Her family thought she was crazy. Her friends asked if she’d prayed about it (as if she’d done anything BUT pray about it for six months). Her coworkers gave her the look—the one that said, “We’ll see you back here in three months.”

But she moved anyway.

Operating in Faith NOW

That was 18 months ago.

She’s not going to tell you it’s been easy. There were nights she cried herself to sleep wondering if she’d made a huge mistake. There were moments she almost went back and begged for her job. There were days the bills came due and the money wasn’t there yet—until it was.

But here’s what she’ll tell you: Every single time she needed provision, it showed up. Not early. Not with time to spare. But exactly when she needed it, in ways she never could have orchestrated herself.

The clients she was waiting to land before she quit? They came after she quit. The opportunities she thought she needed to secure first? They opened up because she moved.

She’s learned something powerful: God doesn’t fund your plan. He funds your obedience.

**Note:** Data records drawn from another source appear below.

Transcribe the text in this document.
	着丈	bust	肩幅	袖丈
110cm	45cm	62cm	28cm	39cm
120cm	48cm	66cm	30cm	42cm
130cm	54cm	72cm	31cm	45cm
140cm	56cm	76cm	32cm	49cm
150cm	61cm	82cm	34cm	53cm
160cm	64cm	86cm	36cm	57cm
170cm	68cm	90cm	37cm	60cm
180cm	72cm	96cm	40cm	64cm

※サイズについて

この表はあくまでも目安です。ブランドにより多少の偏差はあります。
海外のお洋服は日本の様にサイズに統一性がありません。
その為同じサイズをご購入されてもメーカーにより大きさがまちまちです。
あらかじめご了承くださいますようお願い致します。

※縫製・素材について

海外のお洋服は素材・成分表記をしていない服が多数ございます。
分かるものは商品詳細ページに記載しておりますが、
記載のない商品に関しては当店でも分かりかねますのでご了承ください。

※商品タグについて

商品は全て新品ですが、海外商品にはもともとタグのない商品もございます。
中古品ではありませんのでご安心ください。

When she was trying to build her business on the side while working full-time, she was exhausted, scattered, and stuck. But the moment she stepped out in faith—fully committed, fully dependent, fully trusting—everything shifted.

Not because the work got easier. But because she was finally operating in the space God had been trying to get her to for years.

The Truth She Wants You to Know

If you’re waiting for obedience to make sense before you move, you’re going to be waiting forever.

Faith doesn’t mean having all the answers. Faith means moving when God says move—even when you can’t see the next step. Especially when you can’t see the next step.

The Israelites didn’t see the dry ground until they stepped into the water. Peter didn’t walk on water until he got out of the boat. The walls of Jericho didn’t fall until they marched around them.

The miracle is in the movement.

So what has God been telling you to do that you keep waiting to make sense? What obedience have you been postponing until the path is clearer, the timing is better, the plan is more solid?

What if He’s not going to show you how until you show Him you trust Him enough to move?

Stop waiting for faith to feel comfortable. Comfortable faith isn’t faith—it’s just good planning.

Real faith is terrifying. Real faith makes no sense. Real faith requires you to move before you’re ready, trust before you can see, and obey before you understand.

And that’s exactly the kind of faith that moves mountains.

What obedience have you been postponing because it doesn’t make sense yet? What if today is the day you stop waiting for clarity and start moving in faith?